Except on this story, I guess, which is why it’s a shame I still don’t trust mine.
Too late now.
There’s a heavy silence between the four of us. The redhead who’s just come up the driveway—the young woman Salem and I have known as Jess Greene for the last two months—is swallowing heavily as she stares at the woman who opened the door. Her sister, apparently, and also, apparently, the real Jess Greene.
Salem still has that light in her eyes, and for a second I wonder if she had an instinct something was off, too. If in fact we’re here because of that instinct.
She speaks first, calm and unbothered. “May we come in?”
“No,” says Jess, her voice sharp, impatient, and I can’t help but look at her again. When she first opened the door, I’d had an instinct, all right, but it wasn’t a professional one. I’d felt a strange thunk in my chest at the sight of her: big, blue eyes and the thickest blond hair I’ve ever seen, wavy and reaching well past her shoulders. Against her clothes—a loose black T-shirt, slim black jeans, black sneakers—everything light about her had been a curious sort of shock.
“Jess,” says the other woman, the redhead, the person whosenamewe don’t even know, and it at least pulls me back into the moment. A source who’s deceived us, who’s given us information that’s probably useless to us now. This might be Salem’s story, but I’m not trying to be involved in things she considers a failure.
I’m trying to impress her.
“Let them in,” the redhead says. “I’ll exp—”
Jess cuts her off. “Explain why you have a bag packed?”
The redhead flushes. I saw her a couple of times when I was sitting in while Salem did video calls with her. She looked older on the screen, and I wonder if she somehow altered her appearance for those calls. Worn makeup or clothes that’d make her seem more grown-up. Standing here, I wouldn’t guess she is any older than twenty.
This is a disaster.
“Yes,” she says, and I transfer my gaze to Jess, which is a mistake, because for a split second, a second that might be imperceptible to everyone on this front stoop but me—she looks as if she might cry. My chest aches. The wrong instinct. I’m supposed to be curious, determined.
I’m supposed to want to figure this out.
“You can explain that without them coming in,” she finally says, no trace of tears in her voice.
“I don’t think she can,” Salem says, and then she turns her eyes on the redhead. Our source. “I think you probably have an explanation to make to me, too.”
“Don’t talk to her like that,” Jess snaps.
Salem raises her hands in surrender. I cross my arms and look down at my boots. Maybe we ought to give these women some time alone.
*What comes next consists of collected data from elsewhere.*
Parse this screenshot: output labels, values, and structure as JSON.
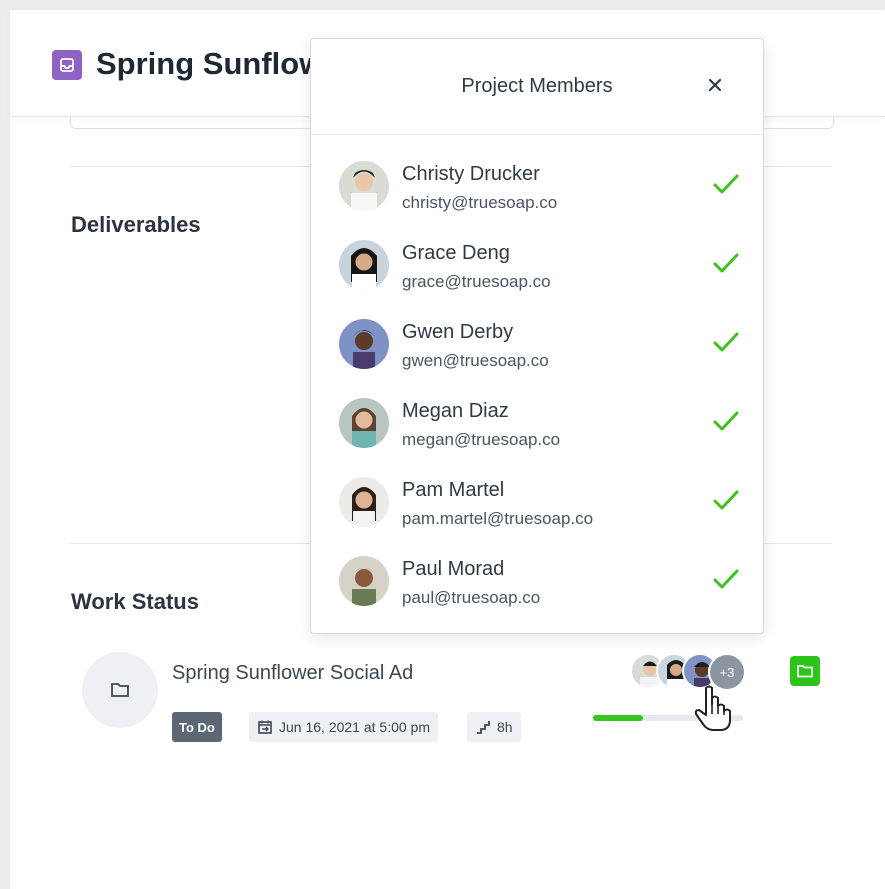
{
  "header": {
    "title": "Spring Sunflower Social Ad",
    "icon": "inbox-icon",
    "icon_color": "#8e63c5"
  },
  "sections": {
    "deliverables": "Deliverables",
    "work_status": "Work Status"
  },
  "task": {
    "name": "Spring Sunflower Social Ad",
    "status": "To Do",
    "due": "Jun 16, 2021 at 5:00 pm",
    "estimate": "8h",
    "extra_members": "+3",
    "progress_percent": 33,
    "accent_color": "#2dc41a"
  },
  "popover": {
    "title": "Project Members",
    "close_label": "×",
    "members": [
      {
        "name": "Christy Drucker",
        "email": "christy@truesoap.co"
      },
      {
        "name": "Grace Deng",
        "email": "grace@truesoap.co"
      },
      {
        "name": "Gwen Derby",
        "email": "gwen@truesoap.co"
      },
      {
        "name": "Megan Diaz",
        "email": "megan@truesoap.co"
      },
      {
        "name": "Pam Martel",
        "email": "pam.martel@truesoap.co"
      },
      {
        "name": "Paul Morad",
        "email": "paul@truesoap.co"
      }
    ],
    "check_color": "#3fc21f"
  }
}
The redhead clears her throat.
“Ms. Durant,” she says, even though she’s been calling her Salem for the last two months. “My name is Tegan Caulfield. I know I told you something different. I—”
“Are you recording this?” Jess says.
“No,” I say, and Salem cuts me a look. I don’t know why I answered. My job here isn’t really to talk, at least not yet.
“We are not,” Salem says pointedly, and I’m pretty sure some of the tone there is directed at me. She looks at Tegan. “Go on.”
I expect Jess to intervene again, but whether it’s shock or curiosity or some combination of the two, she doesn’t, not yet.
“Jess is my sister. My half sister. I contacted you using her name because two months ago, I was still seventeen years old.”
Oh, Christ. My fingers dig into my biceps. Salem betrays nothing. In my periphery, I think I can see Jess’s chest rising and falling with quick breaths.
“But I’m eighteen now. And the information I’ve given you is good. It’s—”
“Absolutely not,” Jess says, finally speaking again. When I look at her, I can tell she’s straightened her posture. She’s lifted her chin, too. But her cheeks are flushed, same as her sister’s. “Whatever this is, we’re not doing it. You two need to go. Tegan, you need to come inside.”
It’s a knee-jerk, desperate response; I can tell. She feels powerless, confused, caught off guard. We may not have come for her, but whether she knows it or not, Salem’s already thinking of her as a source, too. And Salem is good at cultivating sources. She’s good at calmly sharing what she already knows; she’s good at making every bit of the story she’s working on seem like it’s in the public interest.
People say you can’t stonewall Salem Durant.